Foster a blameless culture. Don't chastise teams when things go wrong, or they'll be less likely to take bold, innovative steps in the future. Encourage the teams to use their retrospectives to constantly inspect and adapt.

Be a vocal advocate

Introducing new ways of thinking and working can cause fear, uncertainty, and doubt. Digital teams need to collaborate with all of the other parts of your organization, and they employ methods that are sometimes unfamiliar to traditional government organizations — like human-centered design, agile, and DevOps.

A traditional government project in the waterfall-style provides a detailed schedule of every activity and document written from day zero to go-live. An agile project eschews the master schedule in favor of describing progress in terms of value delivered to users.

Agile teams have roadmaps and backlogs, but can only tell you with certainty what's being delivered in the next sprint. The lack of precise schedule and comprehensive documentation in agile can seem chaotic to those used to the rigid structure of waterfall.

Your role will be to support and advocate for the team's approach. Build and maintain relationships across the organization and use those relationships to help your teams succeed.

Be an active participant

Make time for your teams and participate in workshops and other events. For example:

  • Attend and participate in workshops, interviews, and usability tests
  • Encourage access to users
  • Help teams prioritize work and build their backlog

As an executive, your participation lends legitimacy to the activities.

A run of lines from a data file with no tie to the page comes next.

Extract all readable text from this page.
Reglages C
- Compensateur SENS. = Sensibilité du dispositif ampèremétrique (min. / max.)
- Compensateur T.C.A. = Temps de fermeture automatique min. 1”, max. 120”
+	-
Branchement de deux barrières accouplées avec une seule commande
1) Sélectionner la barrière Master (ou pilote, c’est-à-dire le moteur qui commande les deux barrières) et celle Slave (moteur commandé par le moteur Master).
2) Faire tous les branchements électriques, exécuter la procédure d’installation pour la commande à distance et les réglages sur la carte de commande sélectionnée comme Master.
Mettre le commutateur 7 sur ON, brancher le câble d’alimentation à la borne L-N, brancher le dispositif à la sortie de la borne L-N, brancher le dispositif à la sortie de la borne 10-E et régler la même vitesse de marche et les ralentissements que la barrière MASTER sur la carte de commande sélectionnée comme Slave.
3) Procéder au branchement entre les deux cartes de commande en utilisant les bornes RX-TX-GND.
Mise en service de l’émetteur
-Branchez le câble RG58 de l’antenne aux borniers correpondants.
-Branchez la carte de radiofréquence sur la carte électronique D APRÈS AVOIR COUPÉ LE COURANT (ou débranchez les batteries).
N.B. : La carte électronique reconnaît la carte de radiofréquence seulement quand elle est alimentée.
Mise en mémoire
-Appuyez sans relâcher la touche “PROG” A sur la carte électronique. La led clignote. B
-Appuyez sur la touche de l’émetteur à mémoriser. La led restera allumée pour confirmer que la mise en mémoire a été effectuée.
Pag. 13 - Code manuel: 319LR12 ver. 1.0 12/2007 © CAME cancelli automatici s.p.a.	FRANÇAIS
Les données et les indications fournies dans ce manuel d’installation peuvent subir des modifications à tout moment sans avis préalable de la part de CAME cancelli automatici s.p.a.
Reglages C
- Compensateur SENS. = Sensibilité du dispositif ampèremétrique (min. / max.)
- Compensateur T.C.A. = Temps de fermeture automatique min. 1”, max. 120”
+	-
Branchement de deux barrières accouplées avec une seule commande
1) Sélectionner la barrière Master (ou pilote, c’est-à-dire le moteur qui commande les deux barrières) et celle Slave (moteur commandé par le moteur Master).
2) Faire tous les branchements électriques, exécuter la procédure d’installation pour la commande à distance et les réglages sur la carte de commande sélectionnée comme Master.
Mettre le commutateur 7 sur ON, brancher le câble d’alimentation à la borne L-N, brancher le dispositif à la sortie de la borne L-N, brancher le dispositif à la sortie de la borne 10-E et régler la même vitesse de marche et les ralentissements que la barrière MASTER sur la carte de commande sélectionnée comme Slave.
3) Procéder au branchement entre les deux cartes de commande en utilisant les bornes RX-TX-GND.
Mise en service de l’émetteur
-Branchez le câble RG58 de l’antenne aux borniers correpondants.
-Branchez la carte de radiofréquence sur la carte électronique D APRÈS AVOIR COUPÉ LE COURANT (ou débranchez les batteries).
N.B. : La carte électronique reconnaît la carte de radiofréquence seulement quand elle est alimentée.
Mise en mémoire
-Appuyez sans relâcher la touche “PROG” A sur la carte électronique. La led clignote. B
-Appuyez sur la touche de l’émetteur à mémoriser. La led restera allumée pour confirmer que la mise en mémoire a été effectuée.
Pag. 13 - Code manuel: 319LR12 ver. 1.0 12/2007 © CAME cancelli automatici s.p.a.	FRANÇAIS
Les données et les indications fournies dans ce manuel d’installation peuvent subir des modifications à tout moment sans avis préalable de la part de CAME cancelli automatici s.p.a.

When others in the organization see you as an active participant, they'll be more likely to join in and take things seriously.

Checklist

  • Have I scheduled regular check-ins with my team?
  • Have I asked my team what they need to be successful?
  • Can I explain to others in plain language what my team is doing?
  • Does my team have a way to showcase their work incrementally to all my staff?
  • Have I done all I can do to remove artificial barriers to my team being productive?
  • Can I clearly articulate what direct benefit my team provides to the public?
  • Is my team working well with others? If not, why not?